Guesstimate: A Programming Model for Collaborative Distributed Systems

16 Nov 2018

This is one post in a series about programming models and languages for distributed computing that I’m writing as part of my history of distributed programming techniques.

Relevant Reading

  • Guesstimate: A Programming Model for Collaborative Distributed Systems, Rajan, Rajamani, Yaduvanshi, PLDI 2010 Rajan, Rajamani, and Yaduvanshi (2010).

Commentary

As we’ve seen previously, distributed applications have to be shoehorned into either the CP or AP model as outlined by the CAP thereom. This results from the fact that applications that must remain available under partition, and as the CAP theorem states that applications cannot be simultaneously AP and CP, the application has to choose whether to remain consistent or sacrifice consistency for availability when partitions inevitably occur.

Guesstimate is a programming model for collaborative applications that aims to reduce latency by replicating objects on participating nodes in a network. Guesstimate provides the user with an object-oriented programming model: objects can be replicated and shared by different users on the network and method invocations that are side-effecting are eventually replicated to all users that contain an instance, or replica, of the object. Replication is provided transparently by the runtime, so the user doesn’t need their own backing store, differing from approoaches such as the previously discussed, IPA from Holt et al.

Each object in Guesstimate stores two states: a “guestimated” state, which is the result of local side-effecting method invocations and a “committed” state, which is the result of atomically committed state taken from the updates each node has made to their own side-effecting “guestimated” state. These method invocations that cause side-effects must take a particular form: they must validate the change against the current state using a guard and return either true or false, depending on if the state mutation has taken effect. To verify methods take this form, the Boogie verification language is used to analyze the implementation. These method invocations must take a particular form: a method that causes modifications to the local “guestimated” state and a delegate (read: anonymous function) to be invoked when the state is finally committed on all of the nodes.

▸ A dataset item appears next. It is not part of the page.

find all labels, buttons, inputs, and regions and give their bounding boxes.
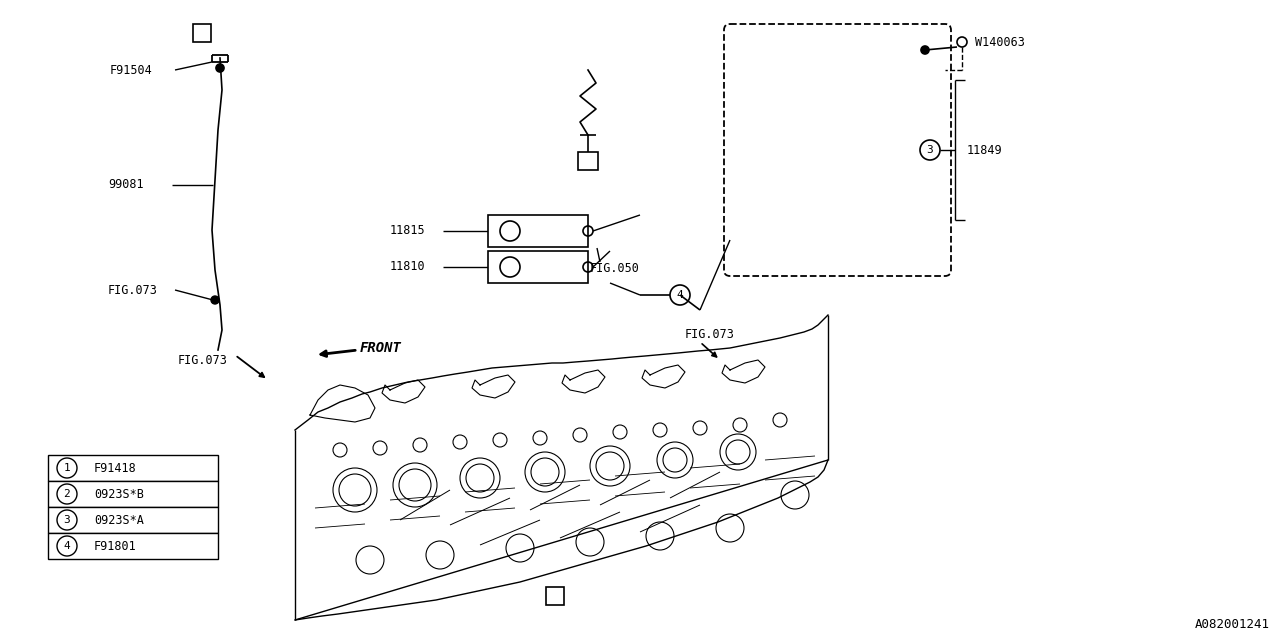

As nodes modify their local “guestimated” state, periodically a desginated “master” node begins synchronization rounds. These synchronization rounds begin at the master, walk each of the nodes in turn preventing updates from occuring while the synchronization round runs, and aggregates the pending updates from each nodes “guestimated“ state. These updates are stored in a tentative log that’s aggregated at the master. Once the master node aggregates all of the updates from each node, the updates, each with a pair consisting of the node identifier and operation identifier, using lexicographical ordering on the set of pairs. This determines the commit order for each update, and once established, this commit order and the associated updates are sent to each of the nodes. Once these updates are accepted by all nodes, they are then applied to the “committed” state, the delegates invoked, and the lock on updates released, so local updates are allowed to resume.

The ideal way of programming with Guesstimate is to have operations modify “guestimated” state first and update an associated UI afterwards. Then, the delegate is invoked and should be used to update the UI with a notification on whether or not the update has been successfully applied or was refused during committment and must be tried again.

One problem that can occur is issues around update interleaving at committment time. Consider the case of a ride sharing application from the paper: a guard for a method invocation that states that a user should get a ride from driver X may yieldd the user getting a ride from driver Y under a particular update reordering: therefore, guards should be written in a way where any acceptable outcome is allowed.

To address the problems of ordering, Guesstimate provides atomic operations: if two updates have to happen together, or there’s a causal relationship between updates (think: references, pointers, secondary indexes), these operations can be grouped together in the programming model to ensure that they commit together. To address operations that must commit before proceeding, Guesstimate provides a primitive for blocking an operation until committment.

Users of Guesstimate have to also deal with the reality that updates will be executed multiple times, although against different components of the objects state: “guesstimated” and ”committed”.

Guesstimates’ runtime takes care of most of the synchronization concerns: nodes are allowed to leave and join the system, where failed nodes are evicted after a certain amount of time and forced to rejoin the cluster and repopulate their state. Nodes form a full mesh, where each node can talk to each other node, and there’s currently no mechanism outlined for handling the failure of a “master” node that begins and coordinates the synchronization rounds.

We can see the genesis of ideas that made it into systems such as the Global Sequence Protocol and CAPtain, which are covered in other articles.

Rajan, Kaushik, Sriram Rajamani, and Shashank Yaduvanshi. 2010. “Guesstimate: A Programming Model for Collaborative Distributed Systems.” In ACM Sigplan Notices, 45:210–20. 6. ACM.